Fue una noche muy larga. Los relojes salieron de sus quietas esferas y marcaron el tiempo con la llama indecisa de una vieja bujía sin áureo candelero, sino incrustada, casi, en el prosaico cuello de una vieja botella. Las pausas de la furia –careciendo de todo medio posible de saber lo ocurrido– creaban nuevas incógnitas cuyas respuestas eran productos del deseo o del temor. Y de pronto, otra vez, el rugido olvidado lamiendo los más tristes perfiles del recuerdo.

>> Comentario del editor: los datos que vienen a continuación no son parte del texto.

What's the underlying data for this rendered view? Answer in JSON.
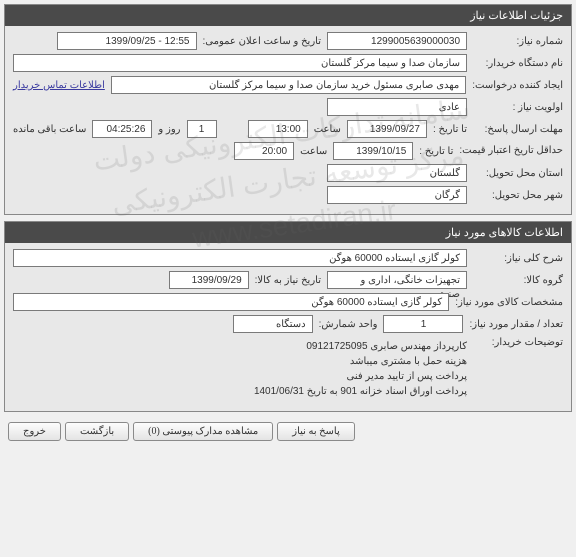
{
  "watermark": {
    "line1": "سامانه تدارکات الکترونیکی دولت",
    "line2": "مرکز توسعه تجارت الکترونیکی",
    "line3": "www.setadiran.ir"
  },
  "panels": {
    "need_info": {
      "title": "جزئیات اطلاعات نیاز"
    },
    "goods_info": {
      "title": "اطلاعات کالاهای مورد نیاز"
    }
  },
  "need": {
    "number_label": "شماره نیاز:",
    "number": "1299005639000030",
    "announce_label": "تاریخ و ساعت اعلان عمومی:",
    "announce": "12:55 - 1399/09/25",
    "buyer_label": "نام دستگاه خریدار:",
    "buyer": "سازمان صدا و سیما مرکز گلستان",
    "requester_label": "ایجاد کننده درخواست:",
    "requester": "مهدی صابری مسئول خرید سازمان صدا و سیما مرکز گلستان",
    "contact_link": "اطلاعات تماس خریدار",
    "priority_label": "اولویت نیاز :",
    "priority": "عادی",
    "deadline_label": "مهلت ارسال پاسخ:",
    "to_date_label": "تا تاریخ :",
    "deadline_date": "1399/09/27",
    "time_label": "ساعت",
    "deadline_time": "13:00",
    "days_remain": "1",
    "day_and": "روز و",
    "time_remain": "04:25:26",
    "remain_suffix": "ساعت باقی مانده",
    "validity_label": "حداقل تاریخ اعتبار قیمت:",
    "validity_to": "تا تاریخ :",
    "validity_date": "1399/10/15",
    "validity_time": "20:00",
    "province_label": "استان محل تحویل:",
    "province": "گلستان",
    "city_label": "شهر محل تحویل:",
    "city": "گرگان"
  },
  "goods": {
    "desc_label": "شرح کلی نیاز:",
    "desc": "کولر گازی ایستاده 60000 هوگن",
    "group_label": "گروه کالا:",
    "group": "تجهیزات خانگی، اداری و صنعتی",
    "need_date_label": "تاریخ نیاز به کالا:",
    "need_date": "1399/09/29",
    "spec_label": "مشخصات کالای مورد نیاز:",
    "spec": "کولر گازی ایستاده 60000 هوگن",
    "qty_label": "تعداد / مقدار مورد نیاز:",
    "qty": "1",
    "unit_label": "واحد شمارش:",
    "unit": "دستگاه",
    "notes_label": "توضیحات خریدار:",
    "notes_l1": "کارپرداز مهندس صابری 09121725095",
    "notes_l2": "هزینه حمل با مشتری میباشد",
    "notes_l3": "پرداخت پس از تایید مدیر فنی",
    "notes_l4": "پرداخت اوراق اسناد خزانه 901 به تاریخ 1401/06/31"
  },
  "buttons": {
    "respond": "پاسخ به نیاز",
    "attachments": "مشاهده مدارک پیوستی (0)",
    "back": "بازگشت",
    "exit": "خروج"
  },
  "colors": {
    "panel_header_bg": "#4a4a4a",
    "panel_header_fg": "#ffffff",
    "panel_bg": "#e8e8e8",
    "field_border": "#7a7a7a",
    "link": "#3a3aa0"
  }
}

La luz de un helicóptero se fundió, silenciosa, con la de las estrellas ya casi inexistentes. Y la ronca y letal presencia de las armas marcando en esas horas pedazos de horizontes diseminados en la marchita rosa de los vientos. Y la ignorancia latente en cada instante intentando sin logro descifrar los sucesos en cualquiera de los signos de esa noche tan lenta, que alargaba sus horas sin vocación alguna de una definición.
La vela, lentamente, reducía su estatura. Sus lágrimas de cera formaban simétricos relieves en la vieja botella. Los tiros no cesaban; callaban solo el tiempo necesario y preciso para tomar aliento. ¿Qué muerte transportaban? ¿Quiénes eran las víctimas de su ronco lenguaje? ¿Sus ojos mirarían sin vida y con asombro el firmamento oscuro sin luz de madrugada?
Y de pronto el silencio. Un silencio tan hondo que ignoraba respuestas. Hasta el viento cesó. Las ramas y las hojas adquirieron la rígida quietud de los cadáveres. Los pájaros temían otear los atisbos lejanos de alguna madrugada. La llama, contagiada, dejó de crepitar y se mantuvo enhiesta, asumiendo con firmeza y con fuerza su vocación de luz.
Lentamente, con un cierto temor ya casi reprimido, comenzaron a verse las fronteras del alba. La noche arrebujada en reboso de nubes, se fue yendo en silencio. Una caricia fresca anunciaba, muy tímida, la presencia del viento que soplaba del sur. Y así, cuando de un soplo, la llama se hizo sombra, el Oriente anunciaba la madrugada, el día, la fecha consagrada al obispo San Blas.